Las muchedumbres, al menos las que han aceptado la disolvente cultura globalista de nuestros días, han llegado a un punto perdido del mundo, donde se han esfumado las tradicionales aspiraciones de una sociedad que aún se regía por principios y creencias. Lamentablemente, las gentes de hoy, más informadas en apariencia que las de ayer, se han hecho más simples y voluptuosas, es decir, más manipulables y merecedoras de desprecio.
La plebe no comprende que los placeres de los sentidos, por variados y fáciles que sean, envilecen y no procuran la felicidad. No entiende que la vida sobria y las costumbres sencillas son las que la facilitan. Lo amargo es que, en nuestros días, las muchedumbres, saturadas de gregarismo, no aprecian ni buscan más que el placer; van tras él a costa de la justicia y de la virtud.
Todos se afanan, se atormentan para poder asir una sombra vana y fugitiva de goce, y se pierde en ello la tranquilidad y el reposo: nadie está contento porque todos quieren estarlo demasiado, porque no quieren sufrir nada ni mostrar paciencia para nada.
Ignoran, porque nadie se lo enseña, que los bienes sencillos son siempre gratos a quienes saben contentarse con lo necesario y no se desasosiegan por lo superfluo. Que la verdadera nobleza consiste en no recibir nada de nadie, ni aceptar nada sino del seno fecundo de la tierra y del propio trabajo. Así se detentará una legítima y genuina independencia.
Pero ni la independencia, ni la libertad, ni la verdad son valores cotizables hoy, y la multitud prefiere persistir en la molicie, la apatía, el consumismo y la falta de compromiso. Y no da muestras de hartarse de que los vándalos les revienten su convivencia y que amenacen, atemoricen y agredan a los resistentes.
Que no cejen en la elaboración de insidias y montajes que nada tienen que ver con la dedicación política y sí con una forma mezquina de ser, no sólo en lo político, sino -sobre todo- en lo personal y en lo civilizatorio. Y de que la justicia los mantenga en la impunidad, archivando o ignorando sus crímenes.

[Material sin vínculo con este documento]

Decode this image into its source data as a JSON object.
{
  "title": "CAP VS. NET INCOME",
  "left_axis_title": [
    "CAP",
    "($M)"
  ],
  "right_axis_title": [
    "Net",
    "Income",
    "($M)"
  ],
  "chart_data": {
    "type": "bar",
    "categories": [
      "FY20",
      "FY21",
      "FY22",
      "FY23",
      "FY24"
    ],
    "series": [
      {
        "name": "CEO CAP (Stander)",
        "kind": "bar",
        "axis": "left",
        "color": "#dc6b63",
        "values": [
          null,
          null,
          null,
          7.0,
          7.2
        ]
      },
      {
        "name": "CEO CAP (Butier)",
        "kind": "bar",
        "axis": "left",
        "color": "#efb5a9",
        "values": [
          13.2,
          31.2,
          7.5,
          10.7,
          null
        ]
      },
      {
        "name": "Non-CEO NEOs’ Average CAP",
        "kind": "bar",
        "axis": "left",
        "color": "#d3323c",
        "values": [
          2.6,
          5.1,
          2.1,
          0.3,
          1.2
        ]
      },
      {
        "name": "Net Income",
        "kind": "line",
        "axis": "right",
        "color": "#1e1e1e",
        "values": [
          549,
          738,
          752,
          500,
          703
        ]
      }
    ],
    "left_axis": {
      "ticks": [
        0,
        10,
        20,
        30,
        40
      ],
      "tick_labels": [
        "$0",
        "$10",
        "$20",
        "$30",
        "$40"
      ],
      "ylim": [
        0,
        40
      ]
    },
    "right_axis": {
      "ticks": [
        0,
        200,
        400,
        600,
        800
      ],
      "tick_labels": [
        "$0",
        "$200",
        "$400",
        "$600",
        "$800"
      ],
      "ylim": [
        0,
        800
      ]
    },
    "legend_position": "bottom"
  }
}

El caso es que nos encontramos ante algo que a toda mente lógica le parece inaudito. Y ello es que mientras el bosque sigue muriendo, los árboles siguen consintiendo y votando al hacha que los cercena. El hacha, más inteligente o más hábil, los ha convencido de que, por tener el mango de madera, es uno de ellos, y, por lo tanto, deben dar por sentada su solidaridad y su inocencia.
Los políticos, ahogados en su propia demagogia, nunca cuestionan al pueblo, ni lo enfrentan a su responsabilidad. Al contrario, le hacen creer que es su ídolo sacrosanto. Por eso no sólo no lo convocan a la participación activa, al deber cívico y al coraje moral, sino que oscurecen o eliminan el conocimiento de su provecho o desventaja; es decir, la noción de lo que le conviene o perjudica.
Con su proverbial lucidez, el filósofo aragonés Baltasar Gracián nos advirtió en El Criticón de que «el enjaulado jilguero en teniendo qué comer no canta». Y la plebe, a la vista está, no sólo tiene para comer, sino también para el aperitivo y las vacaciones en la playa. Eso o que se conforma con la mísera ración de alpiste que le allegan a su jaula.
Lo cierto es que ni canta, ni muestra ganas de cantar. De ahí que las preguntas de rigor para diagnosticar el estado del enfermo no sean retóricas, sino determinantes. ¿Merecen los españoles de hoy esta gentuza sociopolítica que los aplasta? Y aparte de recibir palos, depredaciones y desprecios de sus gobernantes, ¿qué más saben hacer y qué suelen pensar en relación a su autoestima? La respuesta, por supuesto, la deben contestar los propios avasallados.
Analizando la situación desde la dignidad individual, el urgente deber moral del oprimido consistiría en impedir que los déspotas y su barbarie jamás pudieran representarlos. Pero como escribió Agustín Moreto en El lindo don Diego, «la opinión no es lo que es, sino lo que entiende el pueblo». Y las entendederas actuales de esta sociedad parecen inclinarse a que la jaula y las cadenas son soportables, en tanto las gambas, el circo -o el alpiste- sigan estando a mano.